La oscuridad era tan espesa que se podía cortar con un cuchillo. La casa del «difungo», como decía Catarella, estaba en pleno campo, por lo que Montalbano había podido comprender. Las luces de su coche iluminaron el vehículo de servicio de la comisaría, que estaba aparcado delante de la puerta de entrada, abierta de par en par. Entró, seguido por Gallo, en un espacioso salón que servía a un tiempo de sala de estar y comedor. Todo se veía muy pulcro y ordenado. De una de las tres puertas que daban acceso al salón salió Galluzzo con un vaso de agua en la mano. A su espalda, el comisario entrevió una cocina.

– ¿Adónde vas?

Galluzzo señaló la puerta que tenía delante.

– A la habitación de la sobrina. ¡Pobrecita!
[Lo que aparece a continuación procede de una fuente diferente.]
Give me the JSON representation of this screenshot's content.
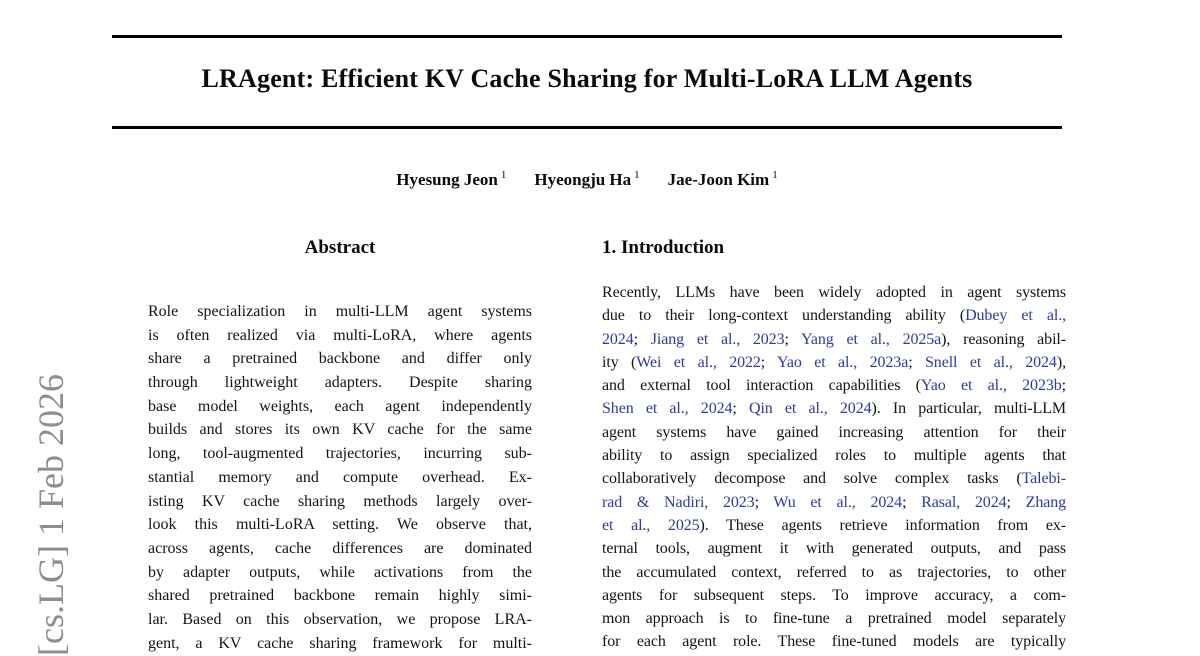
{
  "colors": {
    "text": "#111111",
    "citation_link_blue": "#2d3a9e",
    "watermark_gray": "#8e8e8e",
    "rule_black": "#000000",
    "background": "#ffffff"
  },
  "watermark": {
    "text": "[cs.LG] 1 Feb 2026"
  },
  "header": {
    "title": "LRAgent: Efficient KV Cache Sharing for Multi-LoRA LLM Agents",
    "authors": [
      {
        "name": "Hyesung Jeon",
        "sup": "1"
      },
      {
        "name": "Hyeongju Ha",
        "sup": "1"
      },
      {
        "name": "Jae-Joon Kim",
        "sup": "1"
      }
    ]
  },
  "abstract": {
    "heading": "Abstract",
    "lines": [
      "Role specialization in multi-LLM agent systems",
      "is often realized via multi-LoRA, where agents",
      "share a pretrained backbone and differ only",
      "through lightweight adapters. Despite sharing",
      "base model weights, each agent independently",
      "builds and stores its own KV cache for the same",
      "long, tool-augmented trajectories, incurring sub-",
      "stantial memory and compute overhead. Ex-",
      "isting KV cache sharing methods largely over-",
      "look this multi-LoRA setting. We observe that,",
      "across agents, cache differences are dominated",
      "by adapter outputs, while activations from the",
      "shared pretrained backbone remain highly simi-",
      "lar. Based on this observation, we propose LRA-",
      "gent, a KV cache sharing framework for multi-"
    ]
  },
  "intro": {
    "heading": "1. Introduction",
    "lines": [
      [
        {
          "t": "Recently, LLMs have been widely adopted in agent systems"
        }
      ],
      [
        {
          "t": "due to their long-context understanding ability ("
        },
        {
          "t": "Dubey et al.,",
          "l": true
        }
      ],
      [
        {
          "t": "2024",
          "l": true
        },
        {
          "t": "; "
        },
        {
          "t": "Jiang et al., 2023",
          "l": true
        },
        {
          "t": "; "
        },
        {
          "t": "Yang et al., 2025a",
          "l": true
        },
        {
          "t": "), reasoning abil-"
        }
      ],
      [
        {
          "t": "ity ("
        },
        {
          "t": "Wei et al., 2022",
          "l": true
        },
        {
          "t": "; "
        },
        {
          "t": "Yao et al., 2023a",
          "l": true
        },
        {
          "t": "; "
        },
        {
          "t": "Snell et al., 2024",
          "l": true
        },
        {
          "t": "),"
        }
      ],
      [
        {
          "t": "and external tool interaction capabilities ("
        },
        {
          "t": "Yao et al., 2023b",
          "l": true
        },
        {
          "t": ";"
        }
      ],
      [
        {
          "t": "Shen et al., 2024",
          "l": true
        },
        {
          "t": "; "
        },
        {
          "t": "Qin et al., 2024",
          "l": true
        },
        {
          "t": "). In particular, multi-LLM"
        }
      ],
      [
        {
          "t": "agent systems have gained increasing attention for their"
        }
      ],
      [
        {
          "t": "ability to assign specialized roles to multiple agents that"
        }
      ],
      [
        {
          "t": "collaboratively decompose and solve complex tasks ("
        },
        {
          "t": "Talebi-",
          "l": true
        }
      ],
      [
        {
          "t": "rad & Nadiri, 2023",
          "l": true
        },
        {
          "t": "; "
        },
        {
          "t": "Wu et al., 2024",
          "l": true
        },
        {
          "t": "; "
        },
        {
          "t": "Rasal, 2024",
          "l": true
        },
        {
          "t": "; "
        },
        {
          "t": "Zhang",
          "l": true
        }
      ],
      [
        {
          "t": "et al., 2025",
          "l": true
        },
        {
          "t": "). These agents retrieve information from ex-"
        }
      ],
      [
        {
          "t": "ternal tools, augment it with generated outputs, and pass"
        }
      ],
      [
        {
          "t": "the accumulated context, referred to as trajectories, to other"
        }
      ],
      [
        {
          "t": "agents for subsequent steps. To improve accuracy, a com-"
        }
      ],
      [
        {
          "t": "mon approach is to fine-tune a pretrained model separately"
        }
      ],
      [
        {
          "t": "for each agent role. These fine-tuned models are typically"
        }
      ]
    ]
  }
}
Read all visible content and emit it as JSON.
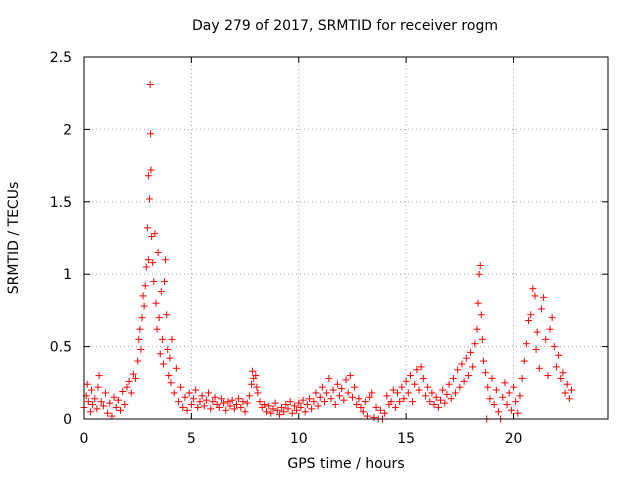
{
  "chart_data": {
    "type": "scatter",
    "title": "Day 279 of 2017, SRMTID for receiver rogm",
    "xlabel": "GPS time / hours",
    "ylabel": "SRMTID / TECUs",
    "xlim": [
      0,
      24.4
    ],
    "ylim": [
      0,
      2.5
    ],
    "xticks": [
      0,
      5,
      10,
      15,
      20
    ],
    "xtick_labels": [
      "0",
      "5",
      "10",
      "15",
      "20"
    ],
    "yticks": [
      0,
      0.5,
      1,
      1.5,
      2,
      2.5
    ],
    "ytick_labels": [
      "0",
      "0.5",
      "1",
      "1.5",
      "2",
      "2.5"
    ],
    "grid": true,
    "marker": "+",
    "series": [
      {
        "name": "SRMTID",
        "color": "#ff0000",
        "points": [
          [
            0.0,
            0.08
          ],
          [
            0.1,
            0.16
          ],
          [
            0.15,
            0.24
          ],
          [
            0.2,
            0.12
          ],
          [
            0.3,
            0.05
          ],
          [
            0.35,
            0.2
          ],
          [
            0.4,
            0.1
          ],
          [
            0.5,
            0.14
          ],
          [
            0.6,
            0.07
          ],
          [
            0.65,
            0.22
          ],
          [
            0.7,
            0.3
          ],
          [
            0.8,
            0.12
          ],
          [
            0.9,
            0.09
          ],
          [
            1.0,
            0.18
          ],
          [
            1.1,
            0.04
          ],
          [
            1.2,
            0.11
          ],
          [
            1.3,
            0.02
          ],
          [
            1.4,
            0.15
          ],
          [
            1.5,
            0.08
          ],
          [
            1.6,
            0.13
          ],
          [
            1.7,
            0.06
          ],
          [
            1.8,
            0.19
          ],
          [
            1.9,
            0.1
          ],
          [
            2.0,
            0.22
          ],
          [
            2.1,
            0.26
          ],
          [
            2.2,
            0.18
          ],
          [
            2.3,
            0.31
          ],
          [
            2.4,
            0.28
          ],
          [
            2.5,
            0.4
          ],
          [
            2.55,
            0.55
          ],
          [
            2.6,
            0.62
          ],
          [
            2.65,
            0.48
          ],
          [
            2.7,
            0.7
          ],
          [
            2.75,
            0.85
          ],
          [
            2.8,
            0.78
          ],
          [
            2.85,
            0.92
          ],
          [
            2.9,
            1.05
          ],
          [
            2.95,
            1.32
          ],
          [
            3.0,
            1.1
          ],
          [
            3.0,
            1.68
          ],
          [
            3.05,
            1.52
          ],
          [
            3.08,
            2.31
          ],
          [
            3.1,
            1.97
          ],
          [
            3.12,
            1.72
          ],
          [
            3.15,
            1.26
          ],
          [
            3.2,
            1.08
          ],
          [
            3.25,
            0.95
          ],
          [
            3.3,
            1.28
          ],
          [
            3.35,
            0.8
          ],
          [
            3.4,
            0.62
          ],
          [
            3.45,
            1.15
          ],
          [
            3.5,
            0.7
          ],
          [
            3.55,
            0.45
          ],
          [
            3.6,
            0.88
          ],
          [
            3.65,
            0.55
          ],
          [
            3.7,
            0.38
          ],
          [
            3.75,
            0.95
          ],
          [
            3.8,
            1.1
          ],
          [
            3.85,
            0.72
          ],
          [
            3.9,
            0.48
          ],
          [
            3.95,
            0.3
          ],
          [
            4.0,
            0.42
          ],
          [
            4.05,
            0.25
          ],
          [
            4.1,
            0.55
          ],
          [
            4.2,
            0.18
          ],
          [
            4.3,
            0.35
          ],
          [
            4.4,
            0.12
          ],
          [
            4.5,
            0.22
          ],
          [
            4.6,
            0.08
          ],
          [
            4.7,
            0.15
          ],
          [
            4.8,
            0.06
          ],
          [
            4.9,
            0.18
          ],
          [
            5.0,
            0.1
          ],
          [
            5.1,
            0.14
          ],
          [
            5.2,
            0.2
          ],
          [
            5.3,
            0.08
          ],
          [
            5.4,
            0.12
          ],
          [
            5.5,
            0.16
          ],
          [
            5.6,
            0.09
          ],
          [
            5.7,
            0.13
          ],
          [
            5.8,
            0.18
          ],
          [
            5.9,
            0.07
          ],
          [
            6.0,
            0.12
          ],
          [
            6.1,
            0.15
          ],
          [
            6.2,
            0.1
          ],
          [
            6.3,
            0.08
          ],
          [
            6.4,
            0.14
          ],
          [
            6.5,
            0.11
          ],
          [
            6.6,
            0.06
          ],
          [
            6.7,
            0.12
          ],
          [
            6.8,
            0.09
          ],
          [
            6.9,
            0.13
          ],
          [
            7.0,
            0.07
          ],
          [
            7.1,
            0.1
          ],
          [
            7.2,
            0.14
          ],
          [
            7.3,
            0.08
          ],
          [
            7.4,
            0.12
          ],
          [
            7.5,
            0.05
          ],
          [
            7.6,
            0.11
          ],
          [
            7.7,
            0.16
          ],
          [
            7.8,
            0.24
          ],
          [
            7.85,
            0.33
          ],
          [
            7.9,
            0.28
          ],
          [
            8.0,
            0.3
          ],
          [
            8.05,
            0.22
          ],
          [
            8.1,
            0.18
          ],
          [
            8.2,
            0.12
          ],
          [
            8.3,
            0.08
          ],
          [
            8.4,
            0.1
          ],
          [
            8.5,
            0.05
          ],
          [
            8.6,
            0.09
          ],
          [
            8.7,
            0.04
          ],
          [
            8.8,
            0.07
          ],
          [
            8.9,
            0.11
          ],
          [
            9.0,
            0.06
          ],
          [
            9.1,
            0.03
          ],
          [
            9.2,
            0.08
          ],
          [
            9.3,
            0.05
          ],
          [
            9.4,
            0.1
          ],
          [
            9.5,
            0.07
          ],
          [
            9.6,
            0.12
          ],
          [
            9.7,
            0.04
          ],
          [
            9.8,
            0.09
          ],
          [
            9.9,
            0.06
          ],
          [
            10.0,
            0.11
          ],
          [
            10.1,
            0.08
          ],
          [
            10.2,
            0.13
          ],
          [
            10.3,
            0.05
          ],
          [
            10.4,
            0.1
          ],
          [
            10.5,
            0.14
          ],
          [
            10.6,
            0.07
          ],
          [
            10.7,
            0.12
          ],
          [
            10.8,
            0.18
          ],
          [
            10.9,
            0.09
          ],
          [
            11.0,
            0.15
          ],
          [
            11.1,
            0.22
          ],
          [
            11.2,
            0.12
          ],
          [
            11.3,
            0.18
          ],
          [
            11.4,
            0.28
          ],
          [
            11.5,
            0.14
          ],
          [
            11.6,
            0.2
          ],
          [
            11.7,
            0.1
          ],
          [
            11.8,
            0.24
          ],
          [
            11.9,
            0.16
          ],
          [
            12.0,
            0.21
          ],
          [
            12.1,
            0.13
          ],
          [
            12.2,
            0.27
          ],
          [
            12.3,
            0.18
          ],
          [
            12.4,
            0.3
          ],
          [
            12.5,
            0.15
          ],
          [
            12.6,
            0.22
          ],
          [
            12.7,
            0.1
          ],
          [
            12.8,
            0.14
          ],
          [
            12.9,
            0.08
          ],
          [
            13.0,
            0.05
          ],
          [
            13.1,
            0.12
          ],
          [
            13.2,
            0.02
          ],
          [
            13.3,
            0.15
          ],
          [
            13.4,
            0.18
          ],
          [
            13.5,
            0.01
          ],
          [
            13.6,
            0.08
          ],
          [
            13.7,
            0.0
          ],
          [
            13.8,
            0.06
          ],
          [
            13.9,
            0.0
          ],
          [
            14.0,
            0.04
          ],
          [
            14.1,
            0.16
          ],
          [
            14.2,
            0.1
          ],
          [
            14.3,
            0.12
          ],
          [
            14.4,
            0.2
          ],
          [
            14.5,
            0.08
          ],
          [
            14.6,
            0.18
          ],
          [
            14.7,
            0.12
          ],
          [
            14.8,
            0.22
          ],
          [
            14.9,
            0.14
          ],
          [
            15.0,
            0.26
          ],
          [
            15.1,
            0.18
          ],
          [
            15.2,
            0.3
          ],
          [
            15.3,
            0.12
          ],
          [
            15.4,
            0.24
          ],
          [
            15.5,
            0.34
          ],
          [
            15.6,
            0.2
          ],
          [
            15.7,
            0.36
          ],
          [
            15.8,
            0.28
          ],
          [
            15.9,
            0.16
          ],
          [
            16.0,
            0.22
          ],
          [
            16.1,
            0.12
          ],
          [
            16.2,
            0.18
          ],
          [
            16.3,
            0.1
          ],
          [
            16.4,
            0.15
          ],
          [
            16.5,
            0.08
          ],
          [
            16.6,
            0.13
          ],
          [
            16.7,
            0.2
          ],
          [
            16.8,
            0.11
          ],
          [
            16.9,
            0.17
          ],
          [
            17.0,
            0.24
          ],
          [
            17.1,
            0.14
          ],
          [
            17.2,
            0.28
          ],
          [
            17.3,
            0.18
          ],
          [
            17.4,
            0.34
          ],
          [
            17.5,
            0.22
          ],
          [
            17.6,
            0.38
          ],
          [
            17.7,
            0.26
          ],
          [
            17.8,
            0.42
          ],
          [
            17.9,
            0.3
          ],
          [
            18.0,
            0.46
          ],
          [
            18.1,
            0.36
          ],
          [
            18.2,
            0.52
          ],
          [
            18.3,
            0.62
          ],
          [
            18.35,
            0.8
          ],
          [
            18.4,
            1.0
          ],
          [
            18.45,
            1.06
          ],
          [
            18.5,
            0.72
          ],
          [
            18.55,
            0.55
          ],
          [
            18.6,
            0.4
          ],
          [
            18.7,
            0.32
          ],
          [
            18.75,
            0.0
          ],
          [
            18.8,
            0.22
          ],
          [
            18.9,
            0.14
          ],
          [
            19.0,
            0.28
          ],
          [
            19.1,
            0.1
          ],
          [
            19.2,
            0.2
          ],
          [
            19.3,
            0.05
          ],
          [
            19.4,
            0.0
          ],
          [
            19.5,
            0.15
          ],
          [
            19.6,
            0.25
          ],
          [
            19.7,
            0.1
          ],
          [
            19.8,
            0.18
          ],
          [
            19.9,
            0.06
          ],
          [
            20.0,
            0.22
          ],
          [
            20.1,
            0.12
          ],
          [
            20.2,
            0.04
          ],
          [
            20.3,
            0.16
          ],
          [
            20.4,
            0.28
          ],
          [
            20.5,
            0.4
          ],
          [
            20.6,
            0.52
          ],
          [
            20.7,
            0.68
          ],
          [
            20.8,
            0.72
          ],
          [
            20.9,
            0.9
          ],
          [
            21.0,
            0.85
          ],
          [
            21.05,
            0.48
          ],
          [
            21.1,
            0.6
          ],
          [
            21.2,
            0.35
          ],
          [
            21.3,
            0.76
          ],
          [
            21.4,
            0.84
          ],
          [
            21.5,
            0.55
          ],
          [
            21.6,
            0.3
          ],
          [
            21.7,
            0.62
          ],
          [
            21.8,
            0.7
          ],
          [
            21.9,
            0.5
          ],
          [
            22.0,
            0.36
          ],
          [
            22.1,
            0.44
          ],
          [
            22.2,
            0.28
          ],
          [
            22.3,
            0.32
          ],
          [
            22.4,
            0.18
          ],
          [
            22.5,
            0.24
          ],
          [
            22.6,
            0.14
          ],
          [
            22.7,
            0.2
          ]
        ]
      }
    ]
  }
}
Le he dicho que se tumbe en la cama.

– ¿Dónde está Fazio? -Galluzzo indicó por señas la escalera que conducía al piso de arriba-. Tú quédate aquí -le dijo Montalbano a Gallo.

– ¿Y qué hago?

– Repasa las tablas de multiplicar.

El dormitorio en el que se había producido el homicidio presentaba un desorden propio de un lugar recién sacudido por un terremoto. Cajones abiertos, ropa de cama y prendas de vestir tiradas por el suelo, puertas de armario abiertas… Llamaban la atención dos cuadritos, otrora colgados en las paredes y ahora arrancados y rotos a pisotones, y los restos de una pequeña imagen de la Virgen arrojada violentamente contra la pared. ¿Qué tenía que ver aquel vandalismo con un robo? El difunto Gerlando Piccolo, un sexagenario rechoncho y temperamental, yacía en la cama de matrimonio con la parte superior del cuerpo apoyada en la cabecera y una enorme mancha roja a la altura del corazón. Estaba claro que había tenido tiempo de incorporarse un poco antes de que el asesino lo obligara a tumbarse definitivamente. No tenía los ojos abiertos de par en par, sino algo más de lo normal, en una expresión de estupor. Pero semejante hecho no tenía por qué ser objeto de conjeturas, pues cuando uno ve que le ha llegado la hora de la muerte, o se sorprende o se asusta, no hay vuelta de hoja. Por último, a pesar de que en la habitación hacía un frío que pelaba, el hombre no llevaba ni camiseta, ni pijama, ni nada de nada. Fazio, que se encontraba de pie al lado de la cama con pinta de viajante de comercio que muestra la mercancía, interceptó la mirada de su jefe.